Kuş tüyü yastığının üzerindeki başı koca bir kaya parçası gibi ağırdı. Dudaklarını aralayıp nefes aldığında boğazının kuru olduğunu fark etti. Zonklayarak ağrıyan başı asla iyi olmayacakmış gibi hissediyordu.

Bedeni ise tamamen farklı bir konuydu. Kaslarında gerginlik, hafif bir ağrı vardı. Sanki günlerce kılıç antrenmanı yapmış gibi hissediyordu. Kasılan bacaklarını uzatarak rahatlatmak istedi.

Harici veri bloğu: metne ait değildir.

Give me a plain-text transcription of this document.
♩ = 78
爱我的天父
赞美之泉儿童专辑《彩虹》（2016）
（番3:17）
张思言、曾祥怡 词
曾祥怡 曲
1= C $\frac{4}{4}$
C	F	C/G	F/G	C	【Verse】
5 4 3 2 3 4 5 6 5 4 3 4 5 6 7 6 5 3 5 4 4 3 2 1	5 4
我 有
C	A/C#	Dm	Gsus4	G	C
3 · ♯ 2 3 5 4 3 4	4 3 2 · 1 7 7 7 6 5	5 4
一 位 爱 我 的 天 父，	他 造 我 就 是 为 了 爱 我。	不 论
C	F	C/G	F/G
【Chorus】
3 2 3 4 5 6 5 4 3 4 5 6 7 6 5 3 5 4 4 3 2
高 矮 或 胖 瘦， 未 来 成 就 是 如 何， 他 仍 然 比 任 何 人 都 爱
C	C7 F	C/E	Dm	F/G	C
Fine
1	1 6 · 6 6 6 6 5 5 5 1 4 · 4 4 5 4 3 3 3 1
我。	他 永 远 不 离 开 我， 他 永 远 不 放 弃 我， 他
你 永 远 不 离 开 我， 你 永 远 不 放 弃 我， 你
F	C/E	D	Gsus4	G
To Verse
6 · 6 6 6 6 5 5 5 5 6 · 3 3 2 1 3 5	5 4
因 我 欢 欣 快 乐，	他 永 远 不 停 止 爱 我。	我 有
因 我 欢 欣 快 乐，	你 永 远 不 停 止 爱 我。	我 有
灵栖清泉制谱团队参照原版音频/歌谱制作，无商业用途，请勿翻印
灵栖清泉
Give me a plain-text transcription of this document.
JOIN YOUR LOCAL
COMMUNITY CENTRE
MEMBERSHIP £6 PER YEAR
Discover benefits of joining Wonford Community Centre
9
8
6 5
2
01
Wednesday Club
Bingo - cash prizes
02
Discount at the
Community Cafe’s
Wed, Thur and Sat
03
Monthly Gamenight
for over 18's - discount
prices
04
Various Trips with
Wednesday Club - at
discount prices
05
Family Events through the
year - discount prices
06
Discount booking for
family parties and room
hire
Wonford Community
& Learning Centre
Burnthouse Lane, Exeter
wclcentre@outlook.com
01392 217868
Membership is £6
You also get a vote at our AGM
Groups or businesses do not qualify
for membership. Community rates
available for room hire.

İşte o an yatakta yalnız olmadığını fark etti.

Yatağının sol tarafında başka bir beden daha vardı. Nefesini verirken kendini tuttu. Gece olanları hatırlıyordu. Son bir gün içinde onca şey yaşanmıştı ki sadece bir günde bunların olduğuna inanası gelmiyordu. Yine de gerçeklerden kaçamazdı. Tüm bunlarla yüzleşmesi gerekiyor, oyun içinde oyun oynamak zorunda kalıyordu.

Gözlerini açtığında Jenina'nın ona bakan gözleriyle karşılaştı.

Çıplak omuzları örtünün açıldığını yerden görünüyordu. Ay taşı kadar beyazdı. Onun arkadaşıydı. Bunu kendisine nasıl yapmıştı? İçtiği iksire rağmen yaşanılanların hata olmasını ummuştu.

Jason hayal kırıklığı ile gözlerini kapattı. Bunun bir kabus olmasını diledi. Kabustan uyandığında hayatına devam etmek istiyordu. Bu ihanetin işaretiydi ve bu durumu araştırdığında daha kötüsüyle karşılaşmaktan korkuyordu.

Tekrar gözlerini açmadan önce serin bir elin göğsünde gezindiğini hissetti. Hemen kadının bileğini tutarak göğsünden uzaklaştırdı. Dokunuşu midesinin bulanmasına neden oldu. Kadının yanında biraz daha yatmaya devam ederse kusacaktı.

"Dur," diye emretti sert bir sesle. Örtüyü üzerinden attığında çıplak olduğunu gördü ama umursamadan yataktan kalktı. Biraz ileride duran gömleğini ve pantolonunu giymeye başladı.

"Jason," diye seslendi kadın. Sesi kırılgan birine ait gibi çıkmıştı. Artık onun nasıl biri olduğunu görebiliyordu.

Jason ona dönene kadar bir süre geçmişti. "Jenina," derken derin bir nefes aldı. Konuşmaya devam etmekte zorlanıyormuş gibi görünüyordu. Omuzları çökmüştü ve baş ağrısı sanki mümkünmüş gibi gittikçe daha kötü oluyordu. "Yatağımda ne arıyorsun?"

Jenina'nın gözleri doldu. Örtüyü iyice üzerine çekerken utangaç bakışlarını yere indirdi. "Bunun çok açık olduğunu sanıyorum."

Yeni bir gömlek alırken kadının tepkisi midesinin daha da bulanmasına neden oldu. "Ben geceye dair bir şey hatırlar gibiyim," derken düşünüyormuş gibi rol yaptı. Sen babanı görmek için çıktığında Slyvia geldi," dedi beline kılıcını taktığı kemeri bağlarken. "Onun odasına gittiğimi hatırlıyorum."

"Bu-bu nasıl olur?"

Jenina sinirlenmişti. Jason ilk adımı tamamladığını düşündü. Daha fazla üzerine gitmeyecekti.

"Şimdi gitmeliyim Jenina." Elini sallayarak konuşmasına devam etti. "Bu aramızda olanları detaylı düşünmeliyim."

Odanın kapısına doğru ilerlerken genç kadının söylediklerini duydu.

"Seni bekleyeceğim Jason."

Adam kapıyı arkasından sertçe kapattı. Bakışları nöbetçiye kaydığında onun Finley olduğunu gördü. Başını salladığında hem muhafız lideri hem de yakın dostu olan Finley onu takip etmeye başladı.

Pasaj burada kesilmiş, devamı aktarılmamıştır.